Sortir du dilemme du prisonnier

Retour, à froid, sur la crise de confiance entre politique et société, que traduit la démission d’Hulot… et sur la manière d’en sortir !

La démission de Nicolas Hulot nous a fait voir le gâchis incroyable de temps et d’énergie qu’entraîne la crise de confiance entre politique et société. Le dilemme du prisonnier, on le sait, caractérise une situation où deux joueurs auraient intérêt à coopérer, mais où, en l’absence de communication entre eux, chacun choisira de trahir l’autre comme un moindre mal. Nous en sommes là. La société et les politiques ont intérêt à coopérer pour faire face au péril écologique mais chacun, pensant que l’autre n’a pas pris la mesure de l’enjeu, choisit d’agir seul sans « l’autre camp » en annihilant ce faisant toute chance de réussite.
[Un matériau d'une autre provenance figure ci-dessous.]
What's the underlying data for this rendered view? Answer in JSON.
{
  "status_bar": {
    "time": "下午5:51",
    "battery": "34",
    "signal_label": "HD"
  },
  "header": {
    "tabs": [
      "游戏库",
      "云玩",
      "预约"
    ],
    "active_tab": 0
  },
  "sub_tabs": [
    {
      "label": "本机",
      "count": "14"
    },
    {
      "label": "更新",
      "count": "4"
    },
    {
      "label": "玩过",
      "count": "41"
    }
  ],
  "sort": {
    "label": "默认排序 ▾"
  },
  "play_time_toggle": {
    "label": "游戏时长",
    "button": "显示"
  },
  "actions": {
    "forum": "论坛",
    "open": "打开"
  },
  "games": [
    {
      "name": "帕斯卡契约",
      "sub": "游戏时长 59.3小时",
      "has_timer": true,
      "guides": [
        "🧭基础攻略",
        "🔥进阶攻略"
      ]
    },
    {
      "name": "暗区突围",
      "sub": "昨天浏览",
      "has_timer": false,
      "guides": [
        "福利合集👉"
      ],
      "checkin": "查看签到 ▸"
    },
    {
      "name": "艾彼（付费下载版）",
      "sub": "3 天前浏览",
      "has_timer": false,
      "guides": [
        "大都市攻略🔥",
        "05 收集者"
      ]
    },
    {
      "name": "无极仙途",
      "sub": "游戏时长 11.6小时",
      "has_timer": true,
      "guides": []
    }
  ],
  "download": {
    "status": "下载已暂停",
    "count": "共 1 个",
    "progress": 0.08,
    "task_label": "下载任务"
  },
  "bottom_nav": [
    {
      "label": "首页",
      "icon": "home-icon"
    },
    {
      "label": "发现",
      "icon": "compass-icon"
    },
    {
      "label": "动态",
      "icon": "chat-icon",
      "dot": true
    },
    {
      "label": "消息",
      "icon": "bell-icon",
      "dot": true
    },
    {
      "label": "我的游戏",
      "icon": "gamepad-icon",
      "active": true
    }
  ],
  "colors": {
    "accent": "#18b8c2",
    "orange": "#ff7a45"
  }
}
Les responsables politiques, ne se fiant qu’aux sondages qui ne reflètent pas la réalité d’une société en mouvement mais une opinion figée à un instant t, n’osent pas entreprendre de réformes AVEC la société. L’exemple emblématique est la question agricole et alimentaire. Tout était réuni pour engager à l’issue des états généraux la transition vers l’agroécologie mais le gouvernement a reculé par crainte de mécontenter les agriculteurs et les chimistes alors que c’était le moyen de les réconcilier avec la société en essaimant en 5 ans les  solutions déjà construites ou proches de l’être chez les industriels, chez les agriculteurs, les distributeurs, les ONG et les consommateurs.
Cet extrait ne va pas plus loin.